Almost fifty years after those several days that the patrons of the Stonewall Inn decided they’re not taking any more of the NYPD’s shit, one would think the account of what happened inside and outside the Stonewall Inn that late June of ’69 would be settled. Unfortunately, the facts of the event have been and still are up for grabs, a controversy that predates our present moment of debate over “fake news.” 

This trend, sometimes referred to as the “whitewashing” of Stonewall, reached a new apex in the last 15 years, beginning with a book by David Carter, “Stonewall: The Riots That Sparked the Gay Revolution.” David did a lot of research about Stonewall, but wasn’t himself an eyewitness. His book made controversial claims, seemingly contradicted by some of his own research, that the riot was mostly started by white kids. 

Then along came a 2015 film, “Stonewall,” directed by Roland Emmerich and written by Jon Robin Baitz. It centers around its protagonist, portrayed by a white, conventionally attractive man. Mark Segal, another eyewitness of the raid and an early member of the Gay Liberation Front, after seeing the film, said that it gets the entire story wrong and completely mischaracterized the events of the evening, erasing women, sex workers, and trans folks. In addition, he says the film’s emphasis on the death of Judy Garland was fabricated.

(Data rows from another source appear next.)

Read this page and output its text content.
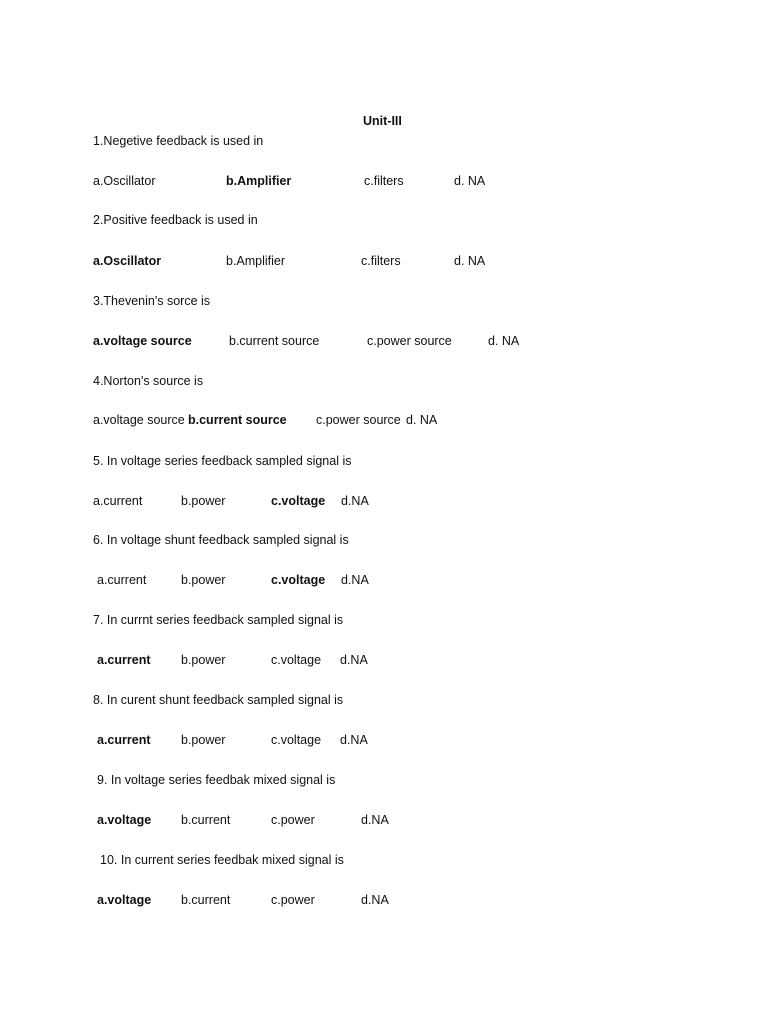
Unit-III
1.Negetive feedback is used in
a.Oscillator	b.Amplifier	c.filters	d. NA
2.Positive feedback is used in
a.Oscillator	b.Amplifier	c.filters	d. NA
3.Thevenin's sorce is
a.voltage source	b.current source	c.power source	d. NA
4.Norton's source is
a.voltage source b.current source c.power source d. NA
5. In voltage series feedback sampled signal is
a.current	b.power	c.voltage d.NA
6. In voltage shunt feedback sampled signal is
a.current	b.power	c.voltage d.NA
7. In currnt series feedback sampled signal is
a.current b.power	c.voltage d.NA
8. In curent shunt feedback sampled signal is
a.current b.power	c.voltage d.NA
9. In voltage series feedbak mixed signal is
a.voltage b.current	c.power	d.NA
10. In current series feedbak mixed signal is
a.voltage b.current	c.power	d.NA
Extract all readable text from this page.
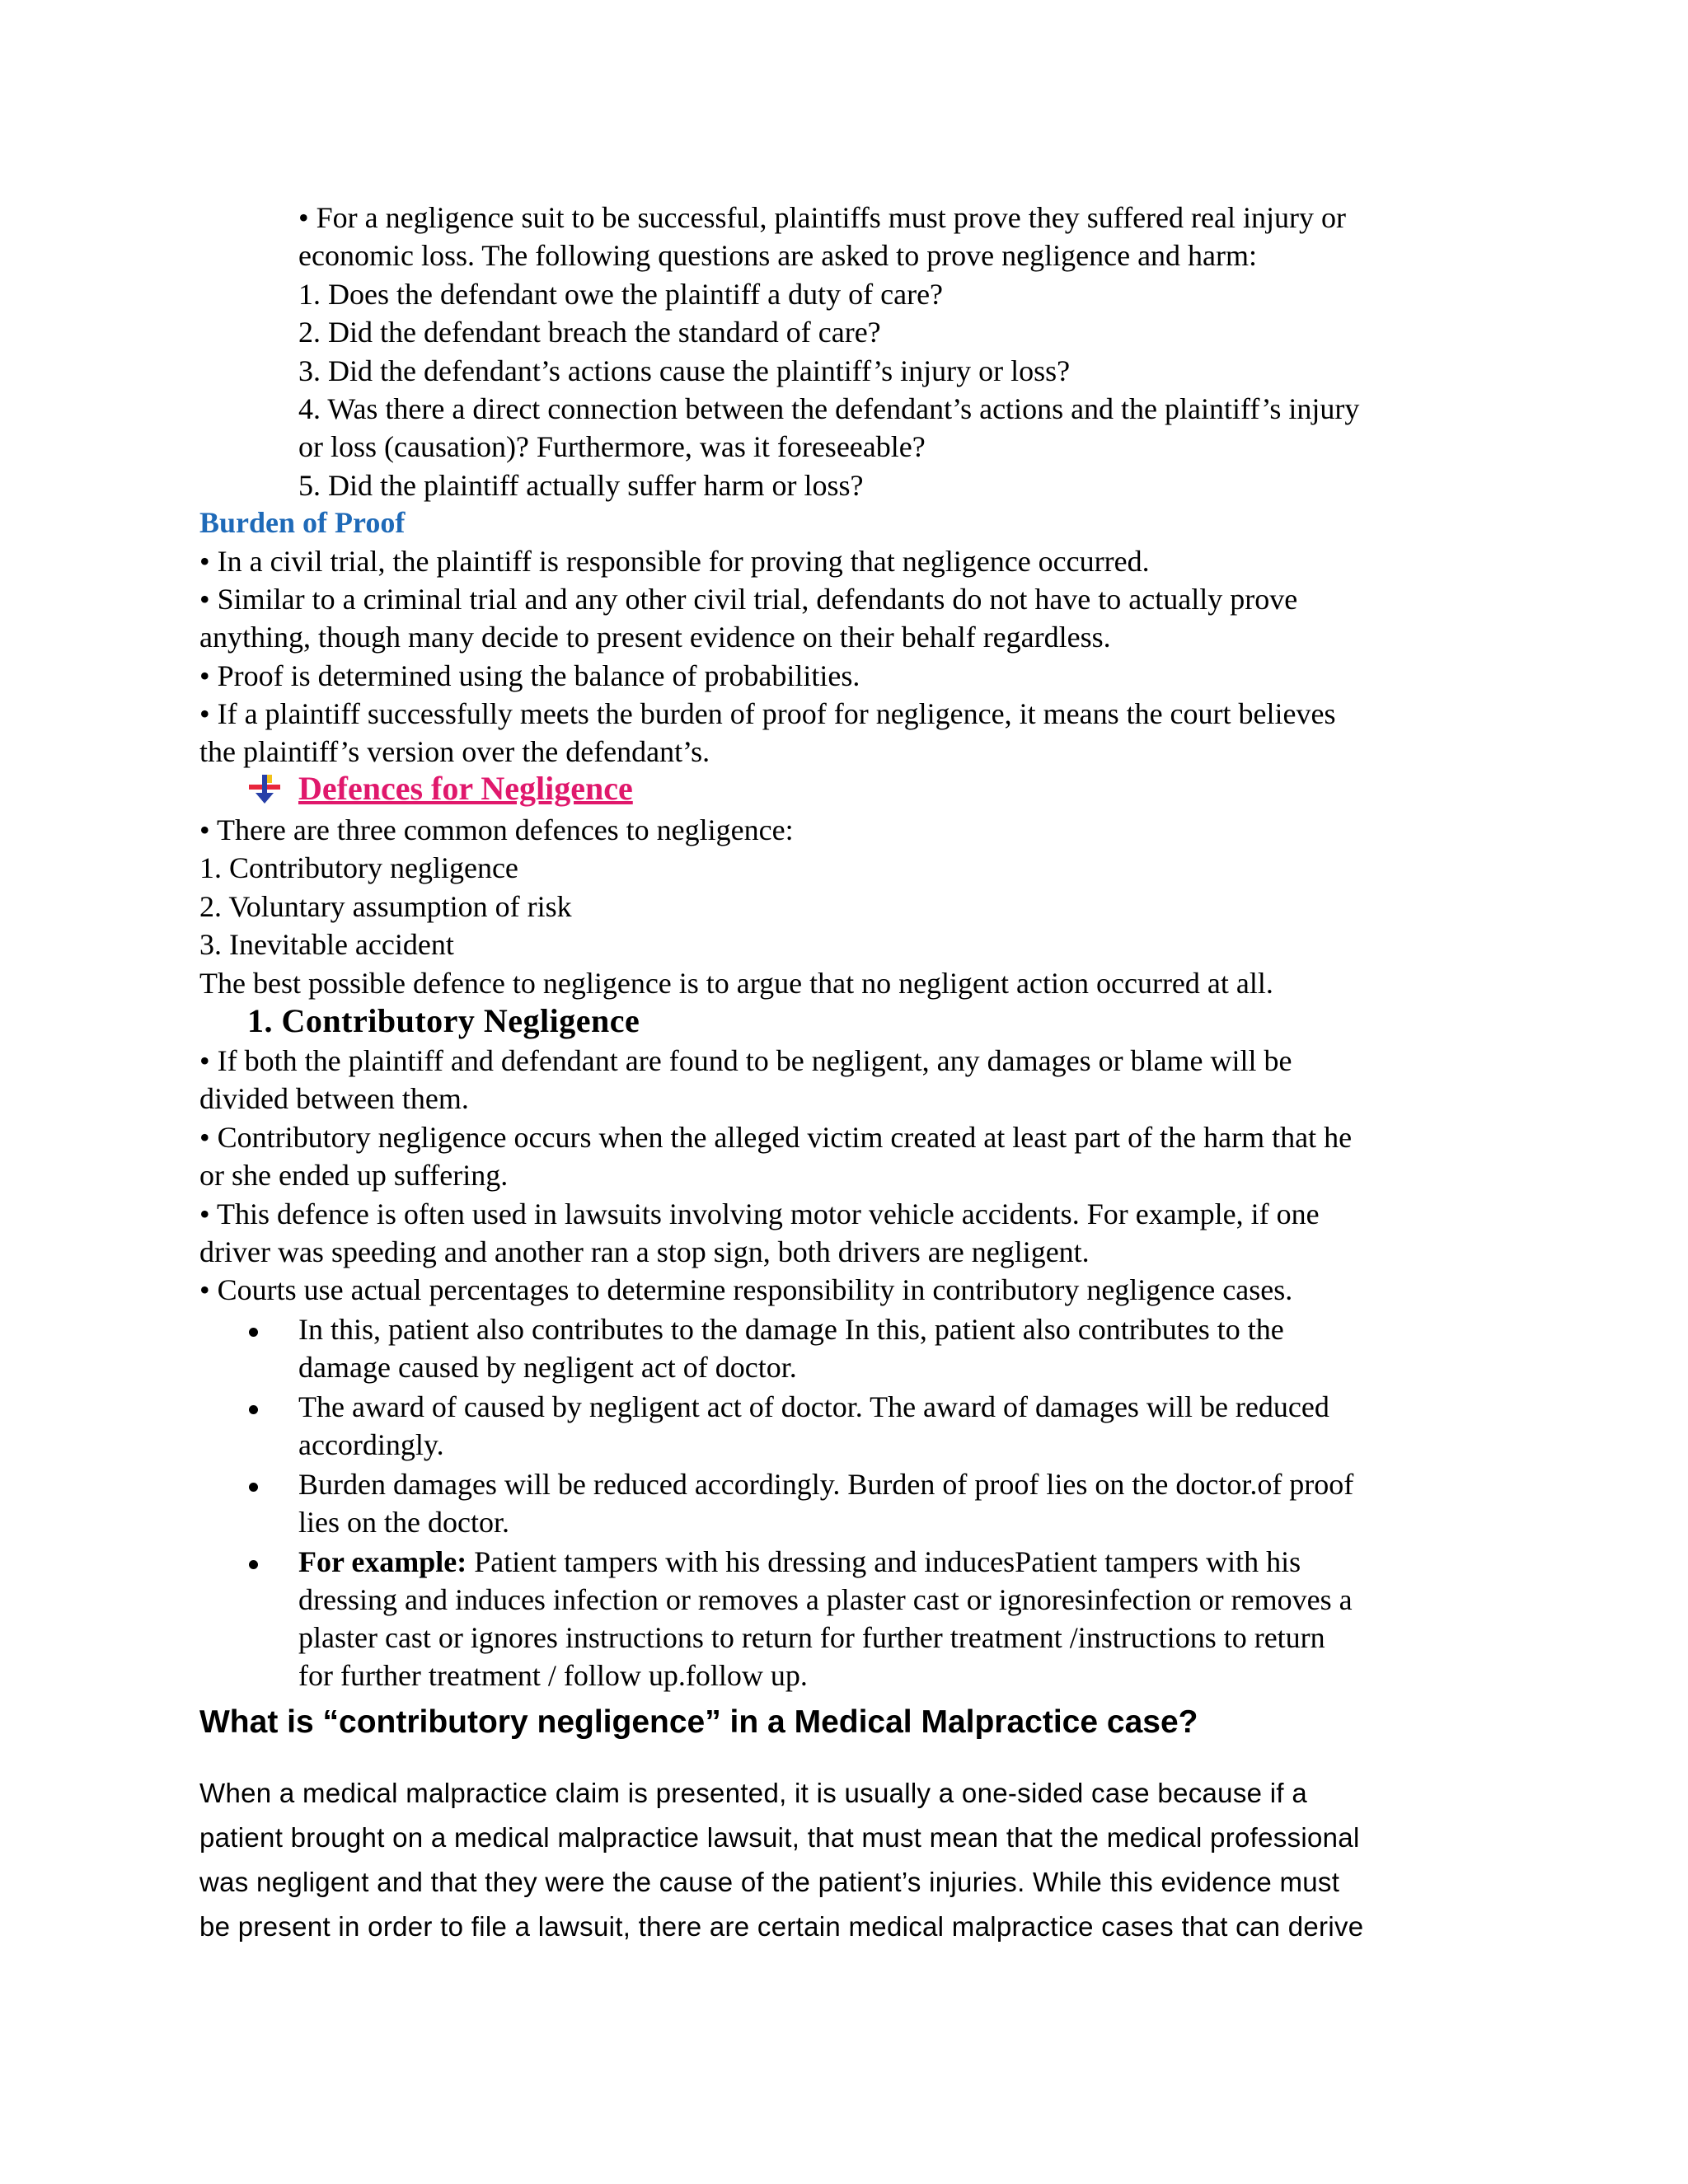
• For a negligence suit to be successful, plaintiffs must prove they suffered real injury or
economic loss. The following questions are asked to prove negligence and harm:
1. Does the defendant owe the plaintiff a duty of care?
2. Did the defendant breach the standard of care?
3. Did the defendant’s actions cause the plaintiff’s injury or loss?
4. Was there a direct connection between the defendant’s actions and the plaintiff’s injury
or loss (causation)? Furthermore, was it foreseeable?
5. Did the plaintiff actually suffer harm or loss?
Burden of Proof
• In a civil trial, the plaintiff is responsible for proving that negligence occurred.
• Similar to a criminal trial and any other civil trial, defendants do not have to actually prove
anything, though many decide to present evidence on their behalf regardless.
• Proof is determined using the balance of probabilities.
• If a plaintiff successfully meets the burden of proof for negligence, it means the court believes
the plaintiff’s version over the defendant’s.
Defences for Negligence
• There are three common defences to negligence:
1. Contributory negligence
2. Voluntary assumption of risk
3. Inevitable accident
The best possible defence to negligence is to argue that no negligent action occurred at all.
1. Contributory Negligence
• If both the plaintiff and defendant are found to be negligent, any damages or blame will be
divided between them.
• Contributory negligence occurs when the alleged victim created at least part of the harm that he
or she ended up suffering.
• This defence is often used in lawsuits involving motor vehicle accidents. For example, if one
driver was speeding and another ran a stop sign, both drivers are negligent.
• Courts use actual percentages to determine responsibility in contributory negligence cases.
In this, patient also contributes to the damage In this, patient also contributes to the
damage caused by negligent act of doctor.
The award of caused by negligent act of doctor. The award of damages will be reduced
accordingly.
Burden damages will be reduced accordingly. Burden of proof lies on the doctor.of proof
lies on the doctor.
For example: Patient tampers with his dressing and inducesPatient tampers with his
dressing and induces infection or removes a plaster cast or ignoresinfection or removes a
plaster cast or ignores instructions to return for further treatment /instructions to return
for further treatment / follow up.follow up.
What is “contributory negligence” in a Medical Malpractice case?
When a medical malpractice claim is presented, it is usually a one-sided case because if a
patient brought on a medical malpractice lawsuit, that must mean that the medical professional
was negligent and that they were the cause of the patient’s injuries. While this evidence must
be present in order to file a lawsuit, there are certain medical malpractice cases that can derive
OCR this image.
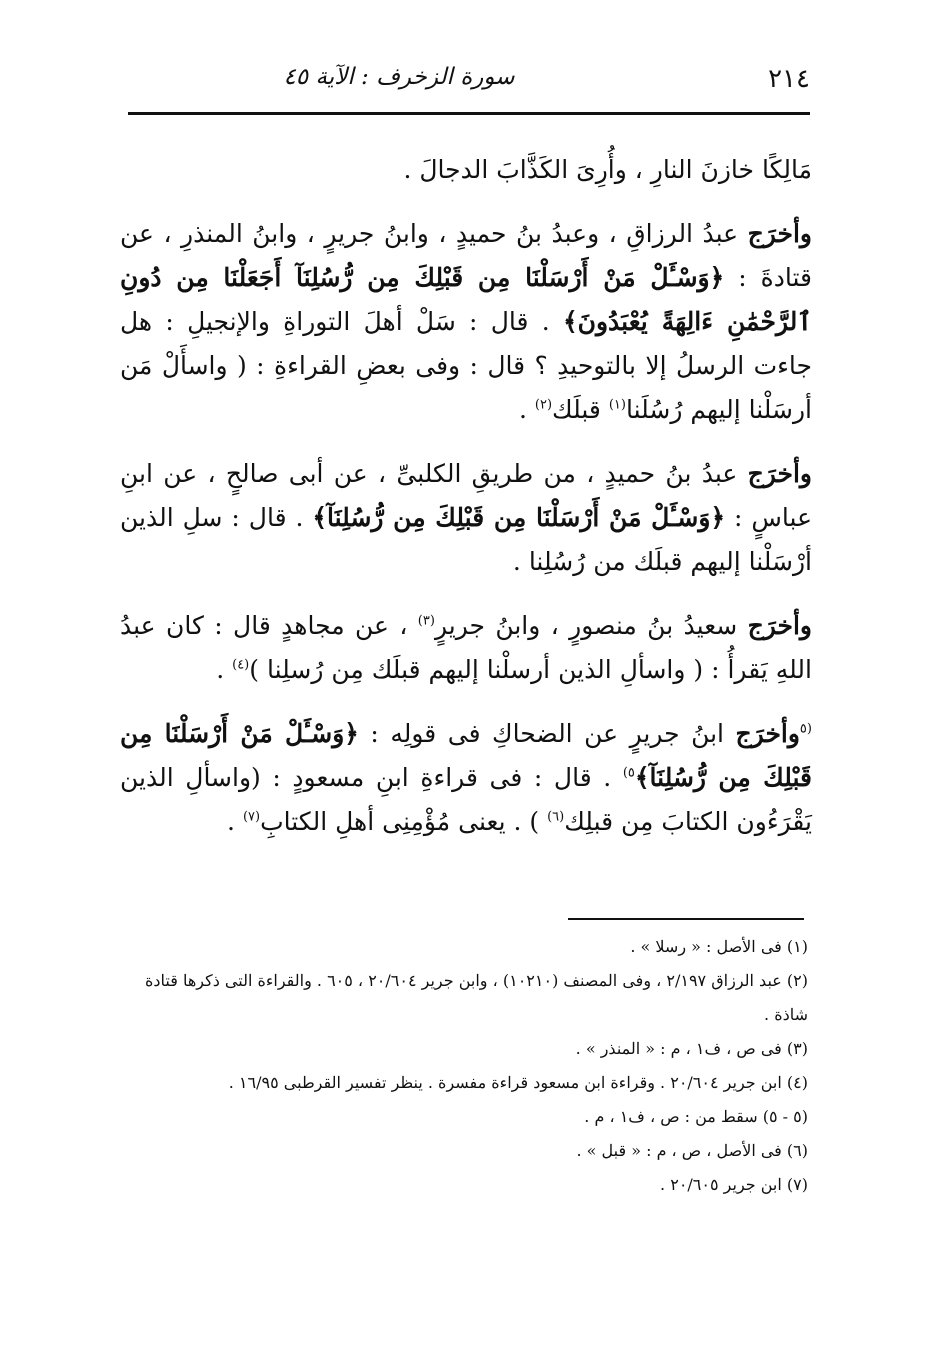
٢١٤
سورة الزخرف : الآية ٤٥

مَالِكًا خازنَ النارِ ، وأُرِىَ الكَذَّابَ الدجالَ .

وأخرَج عبدُ الرزاقِ ، وعبدُ بنُ حميدٍ ، وابنُ جريرٍ ، وابنُ المنذرِ ، عن قتادةَ : ﴿وَسْـَٔلْ مَنْ أَرْسَلْنَا مِن قَبْلِكَ مِن رُّسُلِنَآ أَجَعَلْنَا مِن دُونِ ٱلرَّحْمَٰنِ ءَالِهَةً يُعْبَدُونَ﴾ . قال : سَلْ أهلَ التوراةِ والإنجيلِ : هل جاءت الرسلُ إلا بالتوحيدِ ؟ قال : وفى بعضِ القراءةِ : ( واسأَلْ مَن أرسَلْنا إليهم رُسُلَنا$^{(١)}$ قبلَك$^{(٢)}$ .

وأخرَج عبدُ بنُ حميدٍ ، من طريقِ الكلبىِّ ، عن أبى صالحٍ ، عن ابنِ عباسٍ : ﴿وَسْـَٔلْ مَنْ أَرْسَلْنَا مِن قَبْلِكَ مِن رُّسُلِنَآ﴾ . قال : سلِ الذين أرْسَلْنا إليهم قبلَك من رُسُلِنا .

وأخرَج سعيدُ بنُ منصورٍ ، وابنُ جريرٍ$^{(٣)}$ ، عن مجاهدٍ قال : كان عبدُ اللهِ يَقرأُ : ( واسألِ الذين أرسلْنا إليهم قبلَك مِن رُسلِنا )$^{(٤)}$ .

$^{(٥}$وأخرَج ابنُ جريرٍ عن الضحاكِ فى قولِه : ﴿وَسْـَٔلْ مَنْ أَرْسَلْنَا مِن قَبْلِكَ مِن رُّسُلِنَآ﴾$^{٥)}$ . قال : فى قراءةِ ابنِ مسعودٍ : (واسألِ الذين يَقْرَءُون الكتابَ مِن قبلِك$^{(٦)}$ ) . يعنى مُؤْمِنِى أهلِ الكتابِ$^{(٧)}$ .

(١) فى الأصل : « رسلا » .

(٢) عبد الرزاق ٢/١٩٧ ، وفى المصنف (١٠٢١٠) ، وابن جرير ٢٠/٦٠٤ ، ٦٠٥ . والقراءة التى ذكرها قتادة شاذة .

(٣) فى ص ، ف١ ، م : « المنذر » .

(٤) ابن جرير ٢٠/٦٠٤ . وقراءة ابن مسعود قراءة مفسرة . ينظر تفسير القرطبى ١٦/٩٥ .

(٥ - ٥) سقط من : ص ، ف١ ، م .

(٦) فى الأصل ، ص ، م : « قبل » .

(٧) ابن جرير ٢٠/٦٠٥ .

Considering some the early accounts collected by individuals like Dick Leitsch, executive director of the early gay advocacy group the Mattachine Society, and Rudy Grillo, author of “Out of the Closet and into the Streets,” it was clear that as the raid of the Stonewall Inn was unfolding, the crowd of bar patrons and onlookers cheered when “the campier transvestites” were brought out of the bar by the police and that the bolder “drag gays” began taunting the police detectives. They also witnessed a very masculine lesbian who struggled with the cops as she was being led to the police car after being hit with a club. She twice escaped the car, and yelled out to the onlookers, “Why don’t you guys do something!”, which many onlookers said turned the crowd against the police. Grillo also described how the next night, a Saturday, “Friday night’s intractable crowd returned,” while “disapproving, conservative gays” looked on.

Eyewitness accounts also include Miss Major Griffin-Gracy, a noted trans activist who was there the first night of the rebellion with her trans friends from uptown. She put Sylvia Rivera and Martha P. Johnson, founders of Street Transvestites Action Revolutionaries (S.T.A.R) at the scene in the several days of riots that followed the original raid. In the weeks that followed, reacting to cops who began hassling lesbians on the street, a coalition was formed that included the Gay Liberation Front, Gay Activists Alliance, and the Radical Lesbians. They began public demonstrations near Times Square in August of that year, and the record makes it clear that the entire LGBTQ spectrum was fully engaged, radicalized, and mobilized in the first days following the Stonewall Rebellion.

It’s unfortunate that in the years that followed, a trend emerged, witnessed by Miss Major and other activists from the period, like Rita Mae Brown, writer and co-founder for Lavender Menace. That trend includes the legacy of Stonewall being co-opted by white, gay men who minimize or completely omit the legacy of women and gender non-conforming people, especially black, latinx, and other people of color who were present. 

Miss Major, for her part, explains this phenomenon as “white people [thinking] they own the world.” She further states: “They feel that if they were there, even across the street, cheering you on,” [that they think they were the] “reason you were there, because they feel like they have dominion over everything.” 

Brown, for her part, witnessed the riots that followed the raid and told an interviewer in 1974 that for the lesbian community, Stonewall had lost its regard as a “unifying symbol” and had lost its significance to the lesbian community because the movement, by that time, had become defined by gay men.

Now that the original participants in the Stonewall raid, riots, and subsequent movements are either dead or advancing in age, it is vitally important, now more than ever, that we not fall for alternative facts about the event that’s become our rite of summer.